Eighteenth-century recipe for this traditional Yorkshire teacake.


  • 1 lb. (½ k.) flour
  • 1 oz. (30 g.) granulated sugar
  • a good pinch of salt
  • 6 oz. (180 g.) butter
  • 1 oz. (30 g.) yeast
  • 1 teaspoon caster sugar
  • ½ pint (3 dl.) lukewarm milk
  • 3 egg yolks and 2 whites


Mix the granulated sugar and salt with the flour. Rub in 2 oz. (60 g.) butter until the mixture has the consistency of coarse breadcrumbs. Cream the yeast with the caster sugar, add a tablespoonful of milk to it and let it stand in a warm place for 10 minutes. Then make a hole in the centre of the flour and pour in the yeast. Mix a little of the flour with the yeast. Then add the beaten eggs and mix to a soft dough with milk, using a little water, or, as in some recipes, a little beer, if necessary to increase liquid.

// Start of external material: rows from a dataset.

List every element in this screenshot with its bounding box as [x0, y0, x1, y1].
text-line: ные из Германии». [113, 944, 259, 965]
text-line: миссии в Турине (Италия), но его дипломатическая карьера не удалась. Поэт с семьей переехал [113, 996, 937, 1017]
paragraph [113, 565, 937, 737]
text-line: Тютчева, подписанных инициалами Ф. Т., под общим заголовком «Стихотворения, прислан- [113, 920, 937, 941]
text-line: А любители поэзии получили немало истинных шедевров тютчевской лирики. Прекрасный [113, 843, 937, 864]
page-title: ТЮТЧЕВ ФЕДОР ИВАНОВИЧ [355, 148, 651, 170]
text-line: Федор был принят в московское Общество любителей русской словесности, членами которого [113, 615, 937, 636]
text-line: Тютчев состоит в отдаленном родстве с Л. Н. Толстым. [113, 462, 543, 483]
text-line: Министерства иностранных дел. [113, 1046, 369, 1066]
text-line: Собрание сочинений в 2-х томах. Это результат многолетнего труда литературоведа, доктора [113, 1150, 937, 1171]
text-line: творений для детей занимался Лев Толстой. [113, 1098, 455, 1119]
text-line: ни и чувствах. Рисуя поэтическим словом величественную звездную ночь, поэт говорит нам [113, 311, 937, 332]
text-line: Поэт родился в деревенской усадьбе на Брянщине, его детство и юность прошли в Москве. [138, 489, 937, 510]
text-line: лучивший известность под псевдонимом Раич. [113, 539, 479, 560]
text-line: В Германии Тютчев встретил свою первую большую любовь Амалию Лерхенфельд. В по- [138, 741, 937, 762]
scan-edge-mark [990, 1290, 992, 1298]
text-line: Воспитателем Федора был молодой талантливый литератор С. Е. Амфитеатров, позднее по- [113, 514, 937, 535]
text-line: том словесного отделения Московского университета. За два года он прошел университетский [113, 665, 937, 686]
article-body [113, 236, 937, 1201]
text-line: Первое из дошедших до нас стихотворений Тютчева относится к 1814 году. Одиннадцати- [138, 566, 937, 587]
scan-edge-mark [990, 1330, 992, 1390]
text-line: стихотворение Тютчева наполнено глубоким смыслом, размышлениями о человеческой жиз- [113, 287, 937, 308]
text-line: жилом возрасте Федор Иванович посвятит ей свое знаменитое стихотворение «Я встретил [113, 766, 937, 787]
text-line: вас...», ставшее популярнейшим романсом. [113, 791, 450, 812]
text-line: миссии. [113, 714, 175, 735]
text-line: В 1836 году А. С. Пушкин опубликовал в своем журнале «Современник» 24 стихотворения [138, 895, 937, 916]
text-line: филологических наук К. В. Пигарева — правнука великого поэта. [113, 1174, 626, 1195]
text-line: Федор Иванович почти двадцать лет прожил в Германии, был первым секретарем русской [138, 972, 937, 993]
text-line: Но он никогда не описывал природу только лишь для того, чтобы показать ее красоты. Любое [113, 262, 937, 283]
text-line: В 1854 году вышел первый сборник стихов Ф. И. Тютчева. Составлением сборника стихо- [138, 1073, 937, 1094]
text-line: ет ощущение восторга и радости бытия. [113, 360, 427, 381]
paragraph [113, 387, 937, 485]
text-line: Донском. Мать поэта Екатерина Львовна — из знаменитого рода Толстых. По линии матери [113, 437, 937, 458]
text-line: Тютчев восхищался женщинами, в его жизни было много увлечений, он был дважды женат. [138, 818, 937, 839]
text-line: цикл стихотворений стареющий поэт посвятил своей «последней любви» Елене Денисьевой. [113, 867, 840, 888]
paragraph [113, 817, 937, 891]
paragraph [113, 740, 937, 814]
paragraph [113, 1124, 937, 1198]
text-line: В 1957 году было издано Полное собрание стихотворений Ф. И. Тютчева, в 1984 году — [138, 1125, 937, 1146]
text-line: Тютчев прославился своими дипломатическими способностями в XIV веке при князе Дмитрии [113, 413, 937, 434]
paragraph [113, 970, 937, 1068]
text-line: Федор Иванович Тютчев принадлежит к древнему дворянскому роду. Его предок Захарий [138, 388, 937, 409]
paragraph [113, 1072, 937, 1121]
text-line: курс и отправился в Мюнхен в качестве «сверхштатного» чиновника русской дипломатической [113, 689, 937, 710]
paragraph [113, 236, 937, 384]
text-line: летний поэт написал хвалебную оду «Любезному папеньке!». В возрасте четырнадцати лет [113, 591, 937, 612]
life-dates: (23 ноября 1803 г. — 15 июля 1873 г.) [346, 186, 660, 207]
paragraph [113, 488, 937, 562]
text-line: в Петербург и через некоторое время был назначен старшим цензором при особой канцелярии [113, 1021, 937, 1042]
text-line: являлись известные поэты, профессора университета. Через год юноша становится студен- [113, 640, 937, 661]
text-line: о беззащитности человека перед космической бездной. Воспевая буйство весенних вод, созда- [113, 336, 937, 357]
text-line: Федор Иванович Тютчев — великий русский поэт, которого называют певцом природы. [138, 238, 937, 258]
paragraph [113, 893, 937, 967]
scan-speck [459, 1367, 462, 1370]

Stand in a warm place for 1 hour to rise before kneading. Knead the dough for a few minutes, then divide it in 2 and make 2 large flat rounds. Leave them in a warm place until nearly twice their original size and then bake for 20–30 minutes at 425° F., gas mark 7.

When cooked split the first loaf across the middle and fill with butter -about ¼ lb. (120 g.) – and spread a little more over the top. Return it to the oven for 5 minutes for the butter to melt and penetrate the cake. The second cake can be reheated the next day.

Some recipes include currants, sultanas and a little spice.